NFL Analyst, ESPN
Whether it is his faith, his family or his football team, Herman Edwards exudes passion in all areas of life. That energetic and enthusiastic attitude best defines the way Edwards approaches his role as a studio NFL analyst for ESPN. Edwards’ voice is fully integrated into all of the network’s platforms, from radio and digital to television. Edwards utilizes his diverse background in pro football to be one of the most informed and educated analysts on television today. In 2013, Edwards was named the Team ESPN’s Commentator of the Year.
Also in 2013, Edwards joined elite company as a recipient of the Walter Camp Man of the Year Award. Most recently, Edwards was honored with the 2015 Shell Legacy Award, a recognition celebrating individuals with a legacy of charitable giving. Other notable marks in his career include speaking at the NFL Rookie Symposium and being featured on ESPN’s ‘Back to School’ segment in which he returned to his high school alma mater to coach for a day. In October of 2015, Edwards agreed to join the newly formed Major League Football Senior Advisor which is set to kick off in spring of 2017.
Edwards is a military brat whose father served over two decades in the Army. Born in Fort Monmouth, New Jersey bur raised in Monterey, CA, Edwards enjoyed a 10-year professional playing career from 1977-86, spending the first nine of those seasons with the Philadelphia Eagles. He earned second-team All-NFC honors in 1980 and played an instrumental role on a hard-hitting Philadelphia defense that helped boost the Eagles to a berth in Super Bowl XV that season.
He totaled 33 interceptions for 98 yards with one TD during his tenure with that franchise. His 33 career INTs rank as the third-best in Eagles history, just one from the team record of 34. A shining example of dedication, Edwards never missed a game in his nine-year career with the Eagles. Edwards claim to fame was picking up the loose fumble by NY Giants QB Joe Pisarcik on the play known as the “The Miracle at the Meadowlands.”

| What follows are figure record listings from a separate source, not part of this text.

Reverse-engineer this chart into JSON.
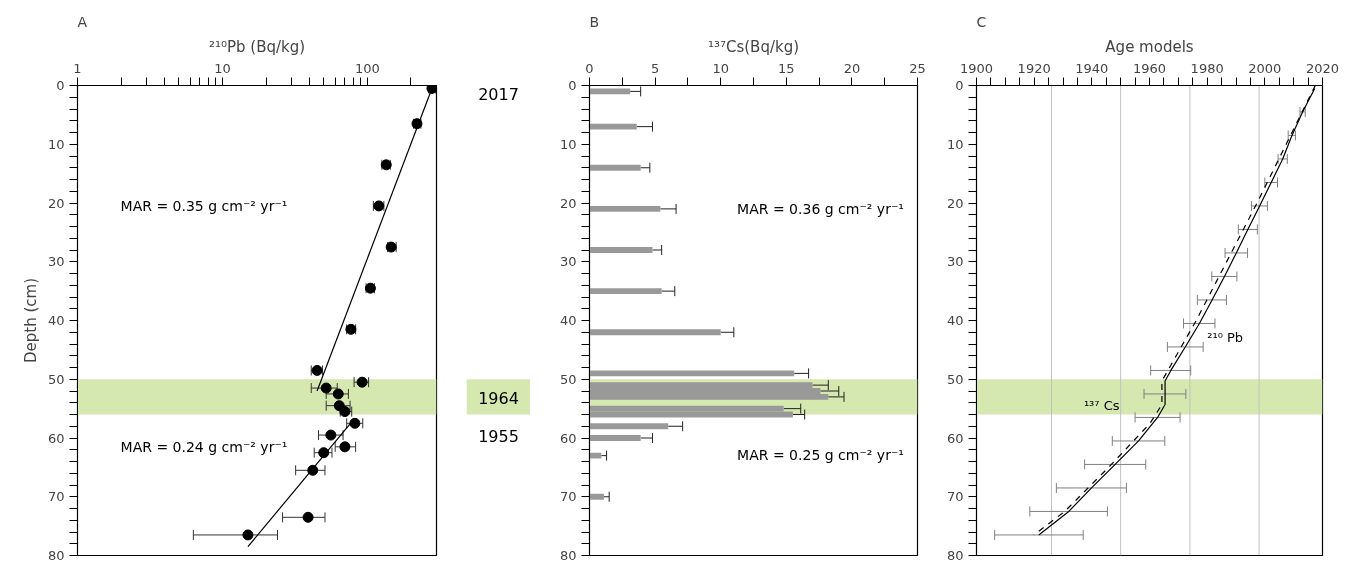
{
  "chart_data": [
    {
      "type": "scatter",
      "title": "A",
      "xlabel": "²¹⁰Pb (Bq/kg)",
      "ylabel": "Depth (cm)",
      "log": "x",
      "xlim": [
        1,
        300
      ],
      "ylim": [
        80,
        0
      ],
      "xticks": [
        1,
        {
          "value": 2,
          "label": null
        },
        {
          "value": 3,
          "label": null
        },
        {
          "value": 4,
          "label": null
        },
        {
          "value": 5,
          "label": null
        },
        {
          "value": 6,
          "label": null
        },
        {
          "value": 7,
          "label": null
        },
        {
          "value": 8,
          "label": null
        },
        {
          "value": 9,
          "label": null
        },
        10,
        {
          "value": 20,
          "label": null
        },
        {
          "value": 30,
          "label": null
        },
        {
          "value": 40,
          "label": null
        },
        {
          "value": 50,
          "label": null
        },
        {
          "value": 60,
          "label": null
        },
        {
          "value": 70,
          "label": null
        },
        {
          "value": 80,
          "label": null
        },
        {
          "value": 90,
          "label": null
        },
        100,
        {
          "value": 200,
          "label": null
        }
      ],
      "yticks": [
        0,
        {
          "value": 2,
          "label": null
        },
        {
          "value": 4,
          "label": null
        },
        {
          "value": 6,
          "label": null
        },
        {
          "value": 8,
          "label": null
        },
        10,
        {
          "value": 12,
          "label": null
        },
        {
          "value": 14,
          "label": null
        },
        {
          "value": 16,
          "label": null
        },
        {
          "value": 18,
          "label": null
        },
        20,
        {
          "value": 22,
          "label": null
        },
        {
          "value": 24,
          "label": null
        },
        {
          "value": 26,
          "label": null
        },
        {
          "value": 28,
          "label": null
        },
        30,
        {
          "value": 32,
          "label": null
        },
        {
          "value": 34,
          "label": null
        },
        {
          "value": 36,
          "label": null
        },
        {
          "value": 38,
          "label": null
        },
        40,
        {
          "value": 42,
          "label": null
        },
        {
          "value": 44,
          "label": null
        },
        {
          "value": 46,
          "label": null
        },
        {
          "value": 48,
          "label": null
        },
        50,
        {
          "value": 52,
          "label": null
        },
        {
          "value": 54,
          "label": null
        },
        {
          "value": 56,
          "label": null
        },
        {
          "value": 58,
          "label": null
        },
        60,
        {
          "value": 62,
          "label": null
        },
        {
          "value": 64,
          "label": null
        },
        {
          "value": 66,
          "label": null
        },
        {
          "value": 68,
          "label": null
        },
        70,
        {
          "value": 72,
          "label": null
        },
        {
          "value": 74,
          "label": null
        },
        {
          "value": 76,
          "label": null
        },
        {
          "value": 78,
          "label": null
        },
        80
      ],
      "series": [
        {
          "type": "scatter",
          "marker": "circle",
          "color": "#000000",
          "x": [
            279,
            220,
            135,
            120,
            146,
            105,
            77,
            45,
            92,
            52,
            63,
            64,
            70,
            82,
            56,
            70,
            50,
            42,
            39,
            15
          ],
          "values": [
            0.5,
            6.5,
            13.5,
            20.5,
            27.5,
            34.5,
            41.5,
            48.5,
            50.5,
            51.5,
            52.5,
            54.5,
            55.5,
            57.5,
            59.5,
            61.5,
            62.5,
            65.5,
            73.5,
            76.5
          ],
          "xerrors": [
            [
              265,
              295
            ],
            [
              208,
              234
            ],
            [
              126,
              144
            ],
            [
              110,
              130
            ],
            [
              138,
              158
            ],
            [
              98,
              112
            ],
            [
              72,
              83
            ],
            [
              41,
              49
            ],
            [
              81,
              102
            ],
            [
              41,
              62
            ],
            [
              52,
              74
            ],
            [
              52,
              76
            ],
            [
              65,
              78
            ],
            [
              72,
              93
            ],
            [
              46,
              68
            ],
            [
              60,
              83
            ],
            [
              43,
              57
            ],
            [
              32,
              51
            ],
            [
              26,
              51
            ],
            [
              6.3,
              24
            ]
          ]
        },
        {
          "type": "line",
          "color": "#000000",
          "x": [
            284,
            45
          ],
          "values": [
            0,
            52
          ]
        },
        {
          "type": "line",
          "color": "#000000",
          "x": [
            76,
            15
          ],
          "values": [
            57.6,
            78.5
          ]
        }
      ],
      "bands": [
        {
          "axis": "y",
          "from": 50,
          "to": 56,
          "color": "#d5e8b0"
        }
      ],
      "annotations": [
        "MAR = 0.35 g cm⁻² yr⁻¹",
        "MAR = 0.24 g cm⁻² yr⁻¹",
        "2017",
        "1964",
        "1955"
      ]
    },
    {
      "type": "bar",
      "orientation": "horizontal",
      "title": "B",
      "xlabel": "¹³⁷Cs(Bq/kg)",
      "color": "#999999",
      "xlim": [
        0,
        25
      ],
      "ylim": [
        80,
        0
      ],
      "xticks": [
        0,
        {
          "value": 2.5,
          "label": null
        },
        5,
        {
          "value": 7.5,
          "label": null
        },
        10,
        {
          "value": 12.5,
          "label": null
        },
        15,
        {
          "value": 17.5,
          "label": null
        },
        20,
        {
          "value": 22.5,
          "label": null
        },
        25
      ],
      "yticks": [
        0,
        {
          "value": 2,
          "label": null
        },
        {
          "value": 4,
          "label": null
        },
        {
          "value": 6,
          "label": null
        },
        {
          "value": 8,
          "label": null
        },
        10,
        {
          "value": 12,
          "label": null
        },
        {
          "value": 14,
          "label": null
        },
        {
          "value": 16,
          "label": null
        },
        {
          "value": 18,
          "label": null
        },
        20,
        {
          "value": 22,
          "label": null
        },
        {
          "value": 24,
          "label": null
        },
        {
          "value": 26,
          "label": null
        },
        {
          "value": 28,
          "label": null
        },
        30,
        {
          "value": 32,
          "label": null
        },
        {
          "value": 34,
          "label": null
        },
        {
          "value": 36,
          "label": null
        },
        {
          "value": 38,
          "label": null
        },
        40,
        {
          "value": 42,
          "label": null
        },
        {
          "value": 44,
          "label": null
        },
        {
          "value": 46,
          "label": null
        },
        {
          "value": 48,
          "label": null
        },
        50,
        {
          "value": 52,
          "label": null
        },
        {
          "value": 54,
          "label": null
        },
        {
          "value": 56,
          "label": null
        },
        {
          "value": 58,
          "label": null
        },
        60,
        {
          "value": 62,
          "label": null
        },
        {
          "value": 64,
          "label": null
        },
        {
          "value": 66,
          "label": null
        },
        {
          "value": 68,
          "label": null
        },
        70,
        {
          "value": 72,
          "label": null
        },
        {
          "value": 74,
          "label": null
        },
        {
          "value": 76,
          "label": null
        },
        {
          "value": 78,
          "label": null
        },
        80
      ],
      "x": [
        1,
        7,
        14,
        21,
        28,
        35,
        42,
        49,
        51,
        52,
        53,
        55,
        56,
        58,
        60,
        63,
        70
      ],
      "values": [
        3.1,
        3.6,
        3.9,
        5.4,
        4.8,
        5.5,
        10.0,
        15.6,
        17.0,
        17.6,
        18.2,
        14.8,
        15.5,
        6.0,
        3.9,
        0.9,
        1.1
      ],
      "errors": [
        [
          3.1,
          3.9
        ],
        [
          3.6,
          4.8
        ],
        [
          3.9,
          4.6
        ],
        [
          5.4,
          6.6
        ],
        [
          4.8,
          5.5
        ],
        [
          5.5,
          6.5
        ],
        [
          10.0,
          11.0
        ],
        [
          15.6,
          16.7
        ],
        [
          17.0,
          18.2
        ],
        [
          17.6,
          19.0
        ],
        [
          18.2,
          19.4
        ],
        [
          14.8,
          16.1
        ],
        [
          15.5,
          16.4
        ],
        [
          6.0,
          7.1
        ],
        [
          3.9,
          4.8
        ],
        [
          0.9,
          1.3
        ],
        [
          1.1,
          1.5
        ]
      ],
      "bands": [
        {
          "axis": "y",
          "from": 50,
          "to": 56,
          "color": "#d5e8b0"
        }
      ],
      "annotations": [
        "MAR = 0.36 g cm⁻² yr⁻¹",
        "MAR = 0.25 g cm⁻² yr⁻¹"
      ]
    },
    {
      "type": "line",
      "title": "C",
      "xlabel": "Age models",
      "xlim": [
        1900,
        2020
      ],
      "ylim": [
        80,
        0
      ],
      "xticks": [
        1900,
        {
          "value": 1905,
          "label": null
        },
        {
          "value": 1910,
          "label": null
        },
        {
          "value": 1915,
          "label": null
        },
        1920,
        {
          "value": 1925,
          "label": null
        },
        {
          "value": 1930,
          "label": null
        },
        {
          "value": 1935,
          "label": null
        },
        1940,
        {
          "value": 1945,
          "label": null
        },
        {
          "value": 1950,
          "label": null
        },
        {
          "value": 1955,
          "label": null
        },
        1960,
        {
          "value": 1965,
          "label": null
        },
        {
          "value": 1970,
          "label": null
        },
        {
          "value": 1975,
          "label": null
        },
        1980,
        {
          "value": 1985,
          "label": null
        },
        {
          "value": 1990,
          "label": null
        },
        {
          "value": 1995,
          "label": null
        },
        2000,
        {
          "value": 2005,
          "label": null
        },
        {
          "value": 2010,
          "label": null
        },
        {
          "value": 2015,
          "label": null
        },
        2020
      ],
      "yticks": [
        0,
        {
          "value": 2,
          "label": null
        },
        {
          "value": 4,
          "label": null
        },
        {
          "value": 6,
          "label": null
        },
        {
          "value": 8,
          "label": null
        },
        10,
        {
          "value": 12,
          "label": null
        },
        {
          "value": 14,
          "label": null
        },
        {
          "value": 16,
          "label": null
        },
        {
          "value": 18,
          "label": null
        },
        20,
        {
          "value": 22,
          "label": null
        },
        {
          "value": 24,
          "label": null
        },
        {
          "value": 26,
          "label": null
        },
        {
          "value": 28,
          "label": null
        },
        30,
        {
          "value": 32,
          "label": null
        },
        {
          "value": 34,
          "label": null
        },
        {
          "value": 36,
          "label": null
        },
        {
          "value": 38,
          "label": null
        },
        40,
        {
          "value": 42,
          "label": null
        },
        {
          "value": 44,
          "label": null
        },
        {
          "value": 46,
          "label": null
        },
        {
          "value": 48,
          "label": null
        },
        50,
        {
          "value": 52,
          "label": null
        },
        {
          "value": 54,
          "label": null
        },
        {
          "value": 56,
          "label": null
        },
        {
          "value": 58,
          "label": null
        },
        60,
        {
          "value": 62,
          "label": null
        },
        {
          "value": 64,
          "label": null
        },
        {
          "value": 66,
          "label": null
        },
        {
          "value": 68,
          "label": null
        },
        70,
        {
          "value": 72,
          "label": null
        },
        {
          "value": 74,
          "label": null
        },
        {
          "value": 76,
          "label": null
        },
        {
          "value": 78,
          "label": null
        },
        80
      ],
      "series": [
        {
          "name": "¹³⁷ Cs",
          "type": "line",
          "line_style": "dashed",
          "color": "#000000",
          "x": [
            2017.5,
            1997.3,
            1976.2,
            1964.3,
            1964.3,
            1960.2,
            1946.8,
            1930.6,
            1919.9
          ],
          "values": [
            0,
            20,
            40,
            50.3,
            54.3,
            57.5,
            64.5,
            72.5,
            76.5
          ]
        },
        {
          "name": "²¹⁰ Pb",
          "type": "line",
          "line_style": "solid",
          "color": "#000000",
          "x": [
            2017.3,
            2013.1,
            2009.4,
            2006.2,
            2002.2,
            1998.2,
            1994.1,
            1990.1,
            1986,
            1981.7,
            1977.3,
            1972.4,
            1967.4,
            1965.4,
            1965.4,
            1965.4,
            1962.8,
            1956.2,
            1948.1,
            1939.9,
            1932,
            1921.6
          ],
          "values": [
            0.5,
            4.5,
            8.5,
            12.5,
            16.5,
            20.5,
            24.5,
            28.5,
            32.5,
            36.5,
            40.5,
            44.5,
            48.5,
            50.3,
            52.5,
            54.3,
            56.5,
            60.5,
            64.5,
            68.5,
            72.5,
            76.5
          ],
          "xerrors": [
            null,
            [
              2012.2,
              2014.0
            ],
            [
              2008.1,
              2010.6
            ],
            [
              2004.6,
              2007.8
            ],
            [
              2000,
              2004.4
            ],
            [
              1995.4,
              2000.9
            ],
            [
              1990.8,
              1997.4
            ],
            [
              1986.2,
              1994
            ],
            [
              1981.6,
              1990.3
            ],
            [
              1976.6,
              1986.7
            ],
            [
              1971.8,
              1982.7
            ],
            [
              1966.2,
              1978.6
            ],
            [
              1960.4,
              1974.3
            ],
            null,
            [
              1958.1,
              1972.6
            ],
            null,
            [
              1955,
              1970.6
            ],
            [
              1947.1,
              1965.3
            ],
            [
              1937.5,
              1958.7
            ],
            [
              1927.7,
              1952
            ],
            [
              1918.5,
              1945.4
            ],
            [
              1906.3,
              1937
            ]
          ]
        }
      ],
      "ref_lines": [
        {
          "axis": "x",
          "value": 1926,
          "color": "#c0c0c0"
        },
        {
          "axis": "x",
          "value": 1950,
          "color": "#c0c0c0"
        },
        {
          "axis": "x",
          "value": 1974,
          "color": "#c0c0c0"
        },
        {
          "axis": "x",
          "value": 1998,
          "color": "#c0c0c0"
        }
      ],
      "bands": [
        {
          "axis": "y",
          "from": 50,
          "to": 56,
          "color": "#d5e8b0"
        }
      ]
    }
  ]
}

Edwards concluded his NFL playing career in 1986 and secured his first job with the Kansas City Chiefs in ‘89 as the recipient of the club’s Minority Coaching Fellowship. Edwards is the first graduate of the fellowship to become the head coach of the franchise for which he served his fellowship.
Beginning his coaching career as defensive backs coach at San Jose State (1987-89), Edwards later returned to Kansas City as the defensive backs coach from 1992-94. After a one-year stint as a pro personnel scout with Kansas City in ‘95, Edwards moved with Tony Dungy to Tampa Bay in 1996.
In 2001, Edwards departed Tampa Bay to become head coach of the New York Jets. In five seasons as the Jets head coach, Edwards compiled a 39-41 record. Edwards was on the sideline for five postseason contests with the Jets, the best total of any coach in team annals. He registered 35 victories with the Jets from ’01-’04, tying Joe Walton (’83-’86) for the most regular season wins by any coach in his initial four years with the team. Edwards also led the N.Y. Jets to the postseason in his first campaign with the squad.
Edwards rejoined the Chiefs in 2006, becoming the first head coach in franchise history to guide Kansas City to the playoffs in his initial season with the club. In his debut campaign, Edwards posted a 9-7 overall record, tying the mark of most victories by a first-year coach in franchise history.
Throughout his career, Edwards has used his position in the league to serve as a positive role model, speaking to hundreds of thousands of professional and amateur athletes. He and his wife, Lia, are involved in numerous charitable efforts and philanthropic endeavors. In 2002, Edwards was named the Big Brother of the Year by the Catholic Big Brothers for Boys and Girls in New York. Edwards was appointed as a charter member of the Fritz Pollard Alliance in 2003, which serves as a conduit between NFL minority coaches and league executives. He was also named to the Positive Coaching Alliance’s National Advisory Committee that year. Since returning to Kansas City and establishing a home base, Edwards has reconnected with the local Boys & Girls Clubs. He has also been an active participant in the All Pro Dad initiative, a parenting program that has received national recognition. The Edwards’ are also active supporters of the Juvenile Diabetes Research Foundation in Kansas City.
Edwards began his hands-on participation in supporting charitable causes as a player, founding the Herm Edwards Youth Foundation in 1985. For 11 years, the Youth Foundation hosted the Herm Edwards Charity Golf Classic and raised funds for the Boys & Girls Club in Seaside, California. Wanting to make an even more direct impact on the lives of underprivileged children on the Monterey Peninsula in California through his foundation, Edwards solicited the support of his friends and family, as well as players and coaches throughout the league, to conduct The Herm Edwards Youth Football Camp. In June of this year, Edwards brought his camp to Seaside, CA.